Colonel Alexis Kanyarengwe (1938–2006) was a Rwandan officer who fled Rwanda in 1980 amidst accusations that he was plotting against Juvénal Habyarimana.

Kanyarengwe rose to power as one of the officers who led a coup on July 5, 1973, that toppled then President Grégoire Kayibanda, installing Habyarimana. He was appointed Minister of the Interior in the new government, and reportedly rose to the number two position. In December 1980 he came under suspicion of fomenting a coup against Habyarimana and fled into exile in Tanzania.

In September 1990, after three years of convincing, Kanyarengwe joined the Rwandan Patriotic Front (RPF), following a meeting with Aloisea Inyumba. This is despite his being a Hutu and the RPF being made primarily of Tutsi in exile. The effect of his defection in Rwanda led to Habyarimana cracking down further on internal opposition.

Kanyarengwe joined the RPF as its vice president, but quickly rose up the ranks. In October 1990, RPF founder Fred Rwigyema was killed in mysterious circumstances, possibly by his deputy Pierre Bayingana. Bayingana was himself assassinated by forces loyal to Rwigyema.
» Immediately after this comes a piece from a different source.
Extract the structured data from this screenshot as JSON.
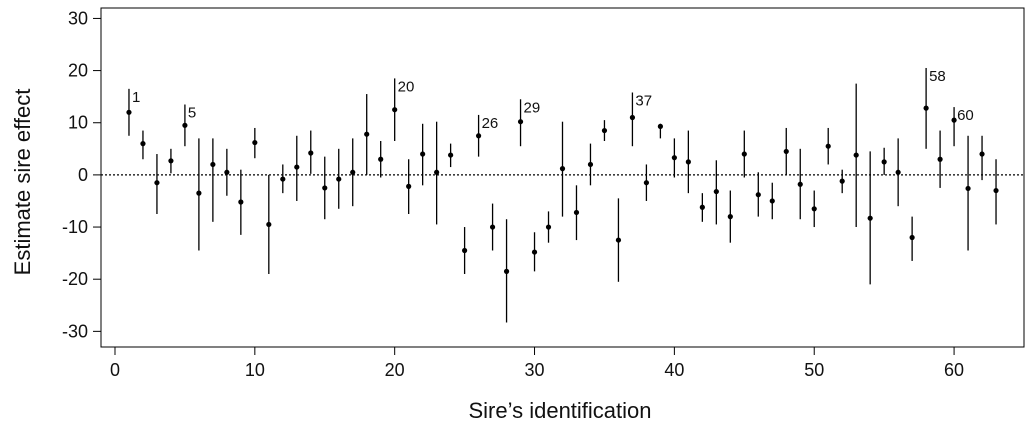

In the fallout of these events, Kanyarengwe was thrust into the presidency.

However, real power was thought to be held by RPF vice president Paul Kagame.

On 28 March 1997, Kanyarengwe was sacked from his post as Interior minister after protesting Rwandan Patriotic Army massacres in his home prefecture of Ruhengeri. Ignace Karuhije, who also protested, was removed on the same day. On 15 February 1998, Kanyarengwe was finally replaced by Paul Kagame as chairman of the RPF.